Genetic study associates abdominal obesity with diabetes and coronary heart disease
The most recently conducted genetic study signalizes that the accumulation of abdominal fat is a major risk factor for development of type 2 diabetes and coronary heart disease (CHD). In particular, the research points that individuals with a genetic predisposition to abdominal type of obesity are at greater risk of elevated triglycerides, serum glucose and arterial blood pressure. The risk factors are associated with the development of the two aforementioned conditions.
The study demonstrates that increased waist-to-hip ratio and increased body mass index (BMI) are external manifestation of the accumulation of visceral fat, which is a precondition for the development of type 2 diabetes and CHD.
Why other studies were failing to prove this linkage?
Those who were previously seeking to prove the link between the abdominal obesity and subsequent metabolic disease weren’t able to give an eloquent result due to misinterpretation of factors such as the lifestyle of patients. What would eliminate those difficulties is the disclosure of the exact mechanism, which links the genetic predisposition to accumulation of fat around the waist and increased insulin resistance.
The study was conducted between 2007 and 2015 and the researchers collected information from 322.154 patients enrolled in four genome wide-association studies as well as other 111.986 individuals whose genetic information was investigated and preserved since 2007 to 2011 in the UK Biobank. The patients have an average age of 57 years and 52.5% of them are women. They also have waist-to-hip ratio of 0.875.
The scientists developed a special genetic scoring system, which comprises of 48 single nucleotide polymorphisms (SNPs) that are associated with abdominal obesity. The Mendelian randomization analysis then showed that the presence of polygenic predisposition to fat accumulation around the waist is closely associated with an increased risk of cardiometabolic disorders, and thus greater probability for developing type 2 diabetes and coronary heart disease.

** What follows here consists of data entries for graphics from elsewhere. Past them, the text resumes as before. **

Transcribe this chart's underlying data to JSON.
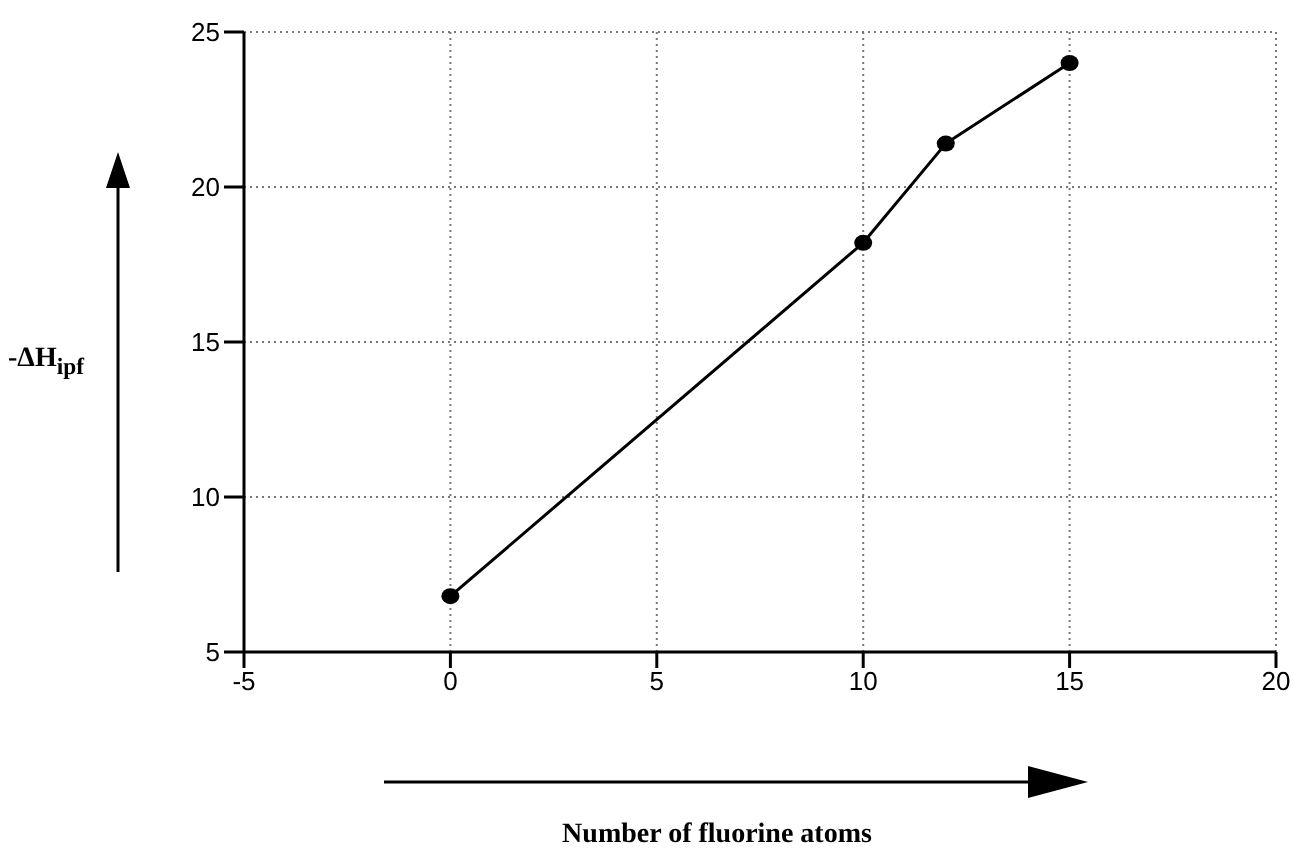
{
  "chart_data": {
    "type": "line",
    "xlabel": "Number of fluorine atoms",
    "ylabel": "-ΔH$_{ipf}$",
    "x": [
      0,
      10,
      12,
      15
    ],
    "series": [
      {
        "color": "#000000",
        "values": [
          6.8,
          18.2,
          21.4,
          24
        ]
      }
    ],
    "xlim": [
      -5,
      20
    ],
    "xticks": [
      -5,
      0,
      5,
      10,
      15,
      20
    ],
    "ylim": [
      5,
      25
    ],
    "yticks": [
      5,
      10,
      15,
      20,
      25
    ],
    "grid": true,
    "marker": "circle",
    "line_style": "solid"
  }
}
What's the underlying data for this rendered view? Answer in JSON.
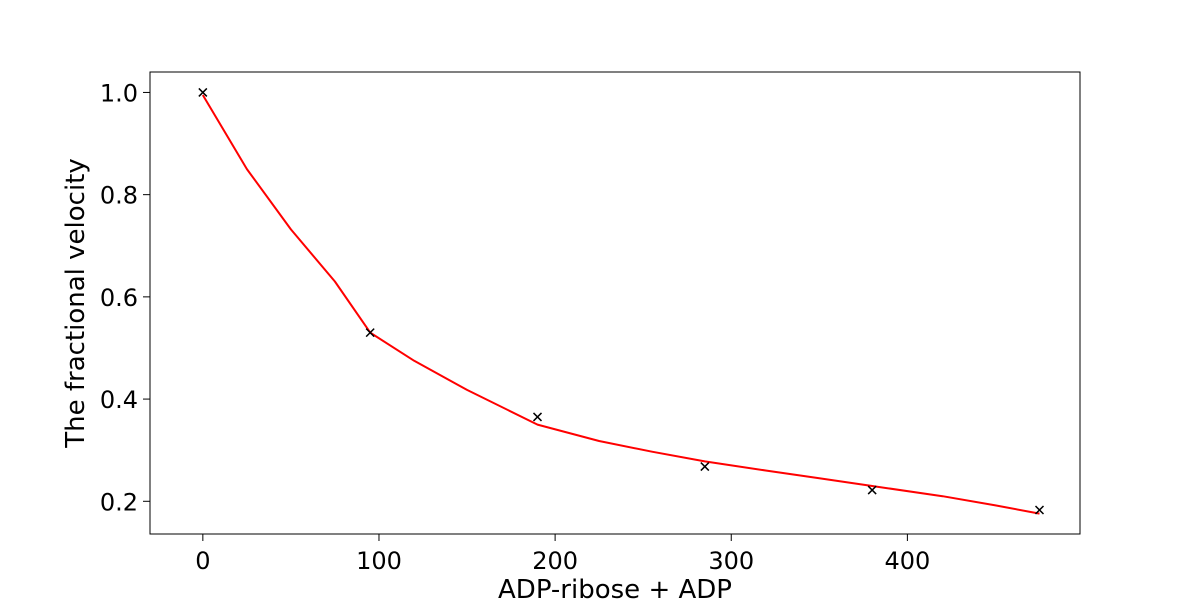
{
  "chart_data": {
    "type": "scatter",
    "title": "",
    "xlabel": "ADP-ribose + ADP",
    "ylabel": "The fractional velocity",
    "xlim": [
      -30,
      498
    ],
    "ylim": [
      0.136,
      1.04
    ],
    "xticks": [
      0,
      100,
      200,
      300,
      400
    ],
    "yticks": [
      0.2,
      0.4,
      0.6,
      0.8,
      1.0
    ],
    "xtick_labels": [
      "0",
      "100",
      "200",
      "300",
      "400"
    ],
    "ytick_labels": [
      "0.2",
      "0.4",
      "0.6",
      "0.8",
      "1.0"
    ],
    "grid": false,
    "legend": "none",
    "series": [
      {
        "kind": "points",
        "marker": "x",
        "color": "#000000",
        "x": [
          0,
          95,
          190,
          285,
          380,
          475
        ],
        "y": [
          1.0,
          0.53,
          0.365,
          0.268,
          0.222,
          0.183
        ]
      },
      {
        "kind": "line",
        "color": "#ff0000",
        "x": [
          0,
          25,
          50,
          75,
          95,
          120,
          150,
          190,
          225,
          255,
          285,
          320,
          350,
          380,
          420,
          450,
          475
        ],
        "y": [
          0.995,
          0.85,
          0.732,
          0.63,
          0.53,
          0.475,
          0.418,
          0.35,
          0.318,
          0.297,
          0.278,
          0.26,
          0.245,
          0.23,
          0.21,
          0.192,
          0.176
        ]
      }
    ]
  }
}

In particular, the scientists found out that any increase in the waist-to-hip ratio (WHR) with just one standard deviation, results in elevated levels of triglycerides with 27mg/dL, 4.1-mg/dL higher 2-hour glucose levels, and 2.1–mm Hg higher systolic blood-pressure levels. Speaking in percentage, based on the genetic scores, one standard deviation in WHR raised the risk of CHD by 46% and the risk of type 2 diabetes by 77%.
These results draw three main conclusions:
- The study clearly shows and confirms the relationship between the genetic predisposition and cardiometabolic disorders.
- The results hypothesize that the fat distribution in the body is more precise criterion than the calculation of BMI. In addition, the WHR can also explain the variations in the risk of occurrence of type 2 diabetes and CHD observed in various subpopulations.
- The WHR adjusted for body mass index (BMI) as a surrogate for visceral adiposity, was associated with increased risk of type 2 diabetes and CHD. In addition, this is a useful biomarker in the development of therapies aimed at prevention of the diseases. The hopes are that the results of this study lead to an increased interest in the synthesis of drugs that control fat distribution in the body.
The new findings put more weight to the contribution of belly fat to diabetes and heart disease. The results however do not prove that shedding belly fat would minimize one’s risk of diabetes or heart disease, but it strongly suggests it would. Of course, it is still possible that the same genes that contribute to abdominal obesity to also lead to the development of diabetes and heart disease through other mechanisms.
The study “Genetic Association of Waist-to-Hip Ratio With Cardiometabolic Traits, Type 2 Diabetes, and Coronary Heart Disease” has been conducted by Connor Emdin, D.Phil., from Harvard Medical School, Boston, Massachusetts, and colleagues, and was published in an article on Feb. 14, 2017 in Journal of the American Medical Association.